I understand the differences between a multithreaded program and a program relying on inter-machine communication. My problem is that I have a nice multithreaded program written in 'C' that works and runs really well on an 8-core machine. There is now opportunity to port this program to a cluster to gain access to more cores. Is it worth the effort to rip out the pthread stuff and retrofit MPI (which I've never used) or are we better off recoding the whole thing (or most of it) from scratch? Assume we are "stuck" with C so a wholesale change of language isn't an option.

+1  A: 

Depending on how your software is written, there may or may not be advantages to going to MPI over keeping your pthread implementation.

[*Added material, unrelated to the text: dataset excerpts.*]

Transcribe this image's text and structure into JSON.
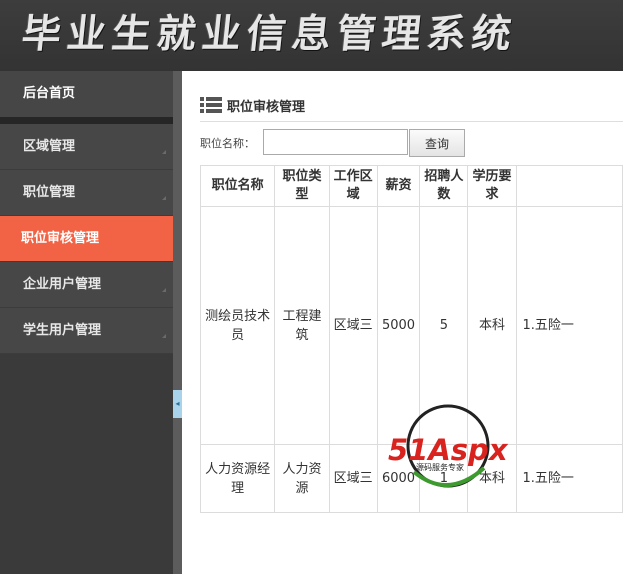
{
  "header": {
    "system_title": "毕业生就业信息管理系统"
  },
  "sidebar": {
    "home_label": "后台首页",
    "items": [
      {
        "label": "区域管理",
        "active": false
      },
      {
        "label": "职位管理",
        "active": false
      },
      {
        "label": "职位审核管理",
        "active": true
      },
      {
        "label": "企业用户管理",
        "active": false
      },
      {
        "label": "学生用户管理",
        "active": false
      }
    ]
  },
  "main": {
    "title": "职位审核管理",
    "search": {
      "label": "职位名称：",
      "value": "",
      "placeholder": "",
      "button_label": "查询"
    },
    "table": {
      "headers": [
        "职位名称",
        "职位类型",
        "工作区域",
        "薪资",
        "招聘人数",
        "学历要求",
        ""
      ],
      "rows": [
        [
          "测绘员技术员",
          "工程建筑",
          "区域三",
          "5000",
          "5",
          "本科",
          "1.五险一"
        ],
        [
          "人力资源经理",
          "人力资源",
          "区域三",
          "6000",
          "1",
          "本科",
          "1.五险一"
        ]
      ]
    }
  },
  "watermark": {
    "brand": "51Aspx",
    "tagline": "源码服务专家"
  },
  "colors": {
    "header_bg": "#333333",
    "sidebar_bg": "#3a3a3a",
    "menu_item_bg": "#474747",
    "active_item_bg": "#f26245",
    "watermark_red": "#d8231e",
    "watermark_green": "#3c9a2e"
  },
  "icons": {
    "title_icon": "list-icon",
    "menu_arrow": "corner-arrow-icon",
    "toggle": "chevron-left-icon"
  }
}
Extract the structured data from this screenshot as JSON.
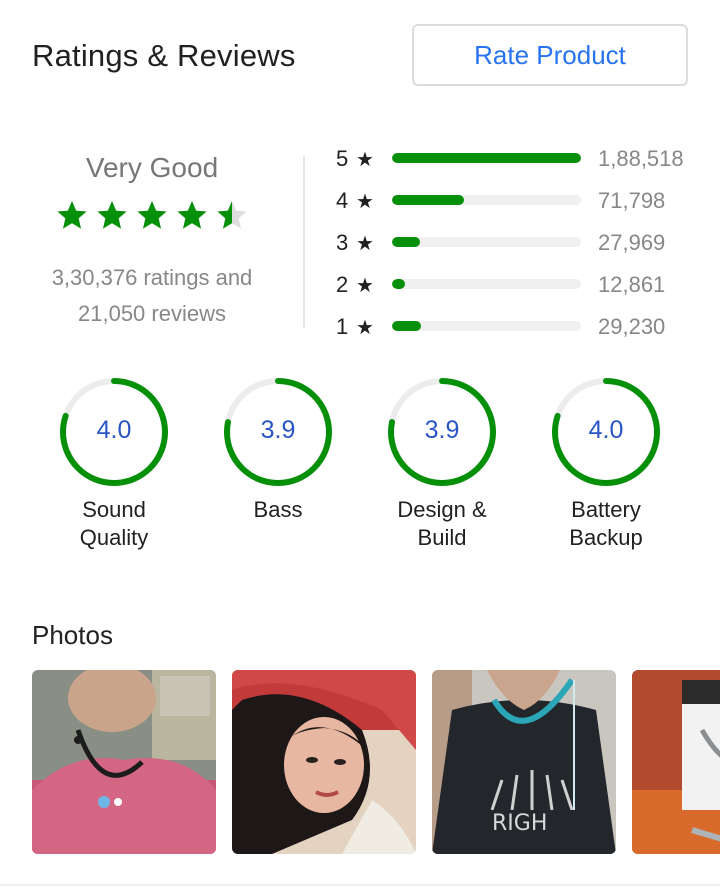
{
  "header": {
    "title": "Ratings & Reviews",
    "rate_button": "Rate Product"
  },
  "summary": {
    "label": "Very Good",
    "star_rating": 4.5,
    "ratings_text": "3,30,376 ratings and",
    "reviews_text": "21,050 reviews"
  },
  "histogram": [
    {
      "stars": "5",
      "count": "1,88,518",
      "fraction": 1.0
    },
    {
      "stars": "4",
      "count": "71,798",
      "fraction": 0.38
    },
    {
      "stars": "3",
      "count": "27,969",
      "fraction": 0.148
    },
    {
      "stars": "2",
      "count": "12,861",
      "fraction": 0.068
    },
    {
      "stars": "1",
      "count": "29,230",
      "fraction": 0.155
    }
  ],
  "aspects": [
    {
      "value": "4.0",
      "label_line1": "Sound",
      "label_line2": "Quality"
    },
    {
      "value": "3.9",
      "label_line1": "Bass",
      "label_line2": ""
    },
    {
      "value": "3.9",
      "label_line1": "Design &",
      "label_line2": "Build"
    },
    {
      "value": "4.0",
      "label_line1": "Battery",
      "label_line2": "Backup"
    }
  ],
  "photos": {
    "title": "Photos"
  },
  "colors": {
    "accent": "#2874f0",
    "green": "#06900a",
    "ring_value": "#2a55c5"
  }
}
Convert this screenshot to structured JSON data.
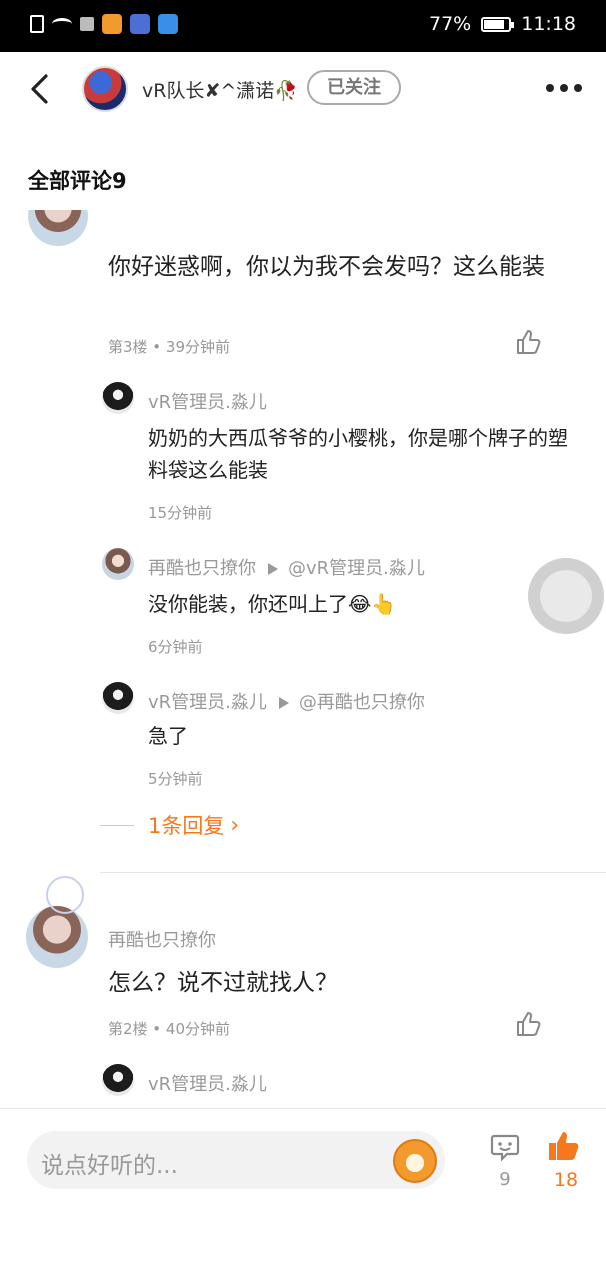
{
  "status_bar": {
    "battery": "77%",
    "time": "11:18",
    "battery_level": 0.77
  },
  "header": {
    "username": "vR队长✘^潇诺🥀",
    "follow_label": "已关注"
  },
  "section_title": "全部评论9",
  "comment1": {
    "text": "你好迷惑啊，你以为我不会发吗？这么能装",
    "meta": "第3楼 • 39分钟前",
    "replies": [
      {
        "name": "vR管理员.淼儿",
        "target": "",
        "text": "奶奶的大西瓜爷爷的小樱桃，你是哪个牌子的塑料袋这么能装",
        "time": "15分钟前"
      },
      {
        "name": "再酷也只撩你",
        "target": "@vR管理员.淼儿",
        "text": "没你能装，你还叫上了😂👆",
        "time": "6分钟前"
      },
      {
        "name": "vR管理员.淼儿",
        "target": "@再酷也只撩你",
        "text": "急了",
        "time": "5分钟前"
      }
    ],
    "more_replies": "1条回复"
  },
  "comment2": {
    "author": "再酷也只撩你",
    "text": "怎么？说不过就找人？",
    "meta": "第2楼 • 40分钟前",
    "reply_name": "vR管理员.淼儿"
  },
  "bottom": {
    "placeholder": "说点好听的...",
    "comment_count": "9",
    "like_count": "18"
  },
  "colors": {
    "accent": "#f5781e"
  }
}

Unfortunately (or fortunately), message passing is a very different beast than pthreading - the basic assumption is quite different. I love this quote from Joshua Phillips of the Maestro team: "The difference between message-passing and shared-state communication is equivalent to the difference between sending a colleague an e-mail requesting her to complete a task and opening up her organizer to write down the task directly in her to-do list. More than just being rude, the latter is likely to confuse her – she might erase it, not notice it, or accidentally prioritize it incorrectly."

Unfortunately, the way you share data is very different. There is no direct access to data in other threads (since it can be on other machines), so it can be a very daunting task to migrate from pthreads to MPI. On the other hand, if the code is written so each thread is isolated, it can be an easy task, and definitely worthwhile.

In order to determine how useful this will be, you'll need to understand the code, and what you hope to achieve by switching. It can be worthwhile as a learning experience (you learn a LOT about synchronization and threading by working in MPI), but may not be practical if the gains will be minor.

Reed Copsey
Thanks for the quick response. This program does have the advantage of a master-slave architecture. One thread launches many identical sub-threads. None of the sub-threads needs to communicate with any other. And the data exchanged between master and slave is small and infrequent.
Joey
If that's the case, porting to MPI will probably be fairly straitforward. The other issue is how the threads communicate their results back to the main thread - is a lot of information passed back? Status and results will probably be your only worries, then.
Reed Copsey
Thanks again. It's basically master setting making some data available to all subproblems, each of them doing some work based on that data, then each making a result available to the master. Master does some work and repeats. For coordination it's basically a "Sleeping Barber Problem".
Joey
It should be a fairly easy port, then, and probably a good move if you have the cluster to run it on. What OS are you working with?
Reed Copsey
The current 8-core box is RHEL 4, The cluster is SUSE-based. Everything is Linux which is nice. I had hoped that the simplicity of the program architecture would lead to a more straightforward port to MPI. If I didn't indicate before, it's all my own code using a couple libraries. Any other advice?
Joey
If you're using linux, I'd recommend testing with OpenMPI (http://www.open-mpi.org/). It seems to work very well, and supports MPI-2, which has nice additions to the original MPI spec.
Reed Copsey
A: 

Re. your comment to Reed -- this sounds like an easy, low-overhead conversion to MPI. Just be careful: not all MPI APIs support dynamic creation of processes, i.e., you start your program with N processes (specified at startup) and you're stuck with N processes throughout the life-time of the program.

zvrba
Thanks. I thought the comment might add detail that could help with suggestions. Your response speaks also to the potential ease of this conversion: everytime this program is run, it is known a priori how many threads (processes in MPI) will be needed. Thanks!
Joey
Choosing the right MPI library for your target platform helps a lot here. Some MPI implementations are better than others for specific tasks, but programming to them should be very close, so it's usually fairly easy to try different options.